By Walt Hickey
One Banger After Another
The new Paul Thomas Anderson movie, One Battle After Another, made $22.4 million domestically plus another $26.1 million abroad for a global opening of $48.5 million. That makes it the largest opening weekend for a PTA movie ever. His highest-grossing movie so far, There Will Be Blood, capped out at around $40 million in domestic box office. So, all signs point to the new outing — which stars Leonardo DiCaprio and is already being feted for a long awards season run — being one of, if not his best, performing films ever.
Mia Galuppo, The Hollywood Reporter
SaaSy
CaaStle, A software-as-a-service company that allowed any brand to set up its own clothing rental service, has since imploded amid allegations from the Securities and Exchange Commission and the Department of Justice. The agencies claimed that the company drastically overstated revenues and defrauded investors out of $300 million through forged income statements and falsified audit reports. CaaStle started out as Gwynnie Bee, a clothing rental service. It eventually pivoted to selling the software to become a clothing rental service to other companies as part of the boom in SaaS company valuations, building out websites for other brands and operating the back-end logistics. That said, the fake-it-til-you-make-it mentality veered into fraud when the SEC alleged that the company started faking revenue: starting small in 2018 (claiming $71.5 million in revenue when they only booked $24.9 million) but eventually ballooning to overstating the number 75 times over (when in 2024 they published revenue of $838 million despite only actually booking $11.3 million).
Jill R Shah and Kim Bhasin, Bloomberg
Asteroid Families
Asteroids don’t make a lot of contact with one another; if they were going to collide, they’d probably already done it by now. As a result, there are lots of smaller asteroids that at one point were one big asteroid, and these groups are known as asteroid families since they often continue to stay on the orbital path of their long-exploded parent asteroid. There are a million or so known asteroids in the asteroid belt, and only a few dozen large asteroid families, but that’s going to change thanks to new computational tools and instruments like the Vera C. Rubin Observatory. A new paper published in the journal Icarus in August revealed the existence of 63 new asteroid families discovered as a result of new computation, and the hope is that many more are on the way.
Phil Plait, Scientific American
Chicken
This year, Americans will consume 103 pounds of chicken per capita, a new record and about three times the amount of chicken consumed in 1965. Tyson has announced it will be rolling out Tyson Chicken Cups, which are essentially sealed cups of chicken — boneless, lightly breaded boneless, Mini Dino Nuggets and Popcorn Chicken Bites — that are stored frozen and take 90 seconds in a microwave to cook.
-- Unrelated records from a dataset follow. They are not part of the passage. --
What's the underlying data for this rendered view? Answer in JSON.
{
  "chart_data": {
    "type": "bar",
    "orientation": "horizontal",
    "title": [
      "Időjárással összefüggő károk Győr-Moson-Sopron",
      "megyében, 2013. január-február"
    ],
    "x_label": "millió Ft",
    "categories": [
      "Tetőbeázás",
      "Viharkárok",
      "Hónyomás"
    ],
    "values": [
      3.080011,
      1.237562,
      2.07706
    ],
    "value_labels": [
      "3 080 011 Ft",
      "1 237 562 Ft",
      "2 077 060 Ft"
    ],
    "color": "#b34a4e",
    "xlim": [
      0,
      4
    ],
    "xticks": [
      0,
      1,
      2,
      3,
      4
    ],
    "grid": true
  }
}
They can also be taken on the go, which Tyson’s research indicates is a distinct part of the chicken market that has been insufficiently satisfied by existing offerings.
Christopher Doering, Food Dive
Subtitles
A new survey found that 34 percent of U.S. adults – including, somewhat counterintuitively, 40 percent of those aged 18 to 44 — always or often use closed captions when watching television shows or movies. The accessibility setting has gone thoroughly mainstream, and young people adopting subtitles as the norm is an interesting wrinkle. It seems the primary reason that 55% of subtitle-users cited is wanting to catch every word, which may be more difficult if people are watching something while also doing something else. About four out of 10 survey participants cited that they use them to watch a foreign movie or television show, which does make sense given the recent rise of both anime as well as foreign-language content from South Korea. This is obviously a significant shift from the original reason closed captioning was developed, which is viewers demanding a solution for when they don’t want to hear Cris Collinsworth’s voice during a perfectly good NFL game.
Jocelyn Noveck and Linley Sanders, The Associated Press
Know It All
A new survey asked Americans how much they thought humanity knew about a host of different areas of study. In general, people thought that human knowledge of geography (55 percent said humanity knows “all” or “most” about it), mathematics (48 percent), economics (47 percent), literature (46 percent) and architecture (43 percent) was more sorted out than not. Subjects with more even splits include political science, history, chemistry and engineering. In general, people thought that subjects we know rather little about included artificial intelligence (67 percent said humanity knows “some” or “nothing” about), astronomy (64 percent), paleontology (48 percent), medicine (50 percent) and genetics (52 percent).
Trucks
The next big thing in electric vehicles is electric trucks, and China is handily smoking the rest of the world in the early days of the market. In 2023, there were 55,000 light, medium and heavy electric trucks sold worldwide. With 40,000 of these trucks, China accounted for 73 percent of the market. Last year, Chinese automakers accounted for 80 percent of the 90,000 electric cargo trucks sold. Within China, electric trucks accounted for 22 percent of the heavy-duty market in the first half of the year, compared to just one percent in Europe.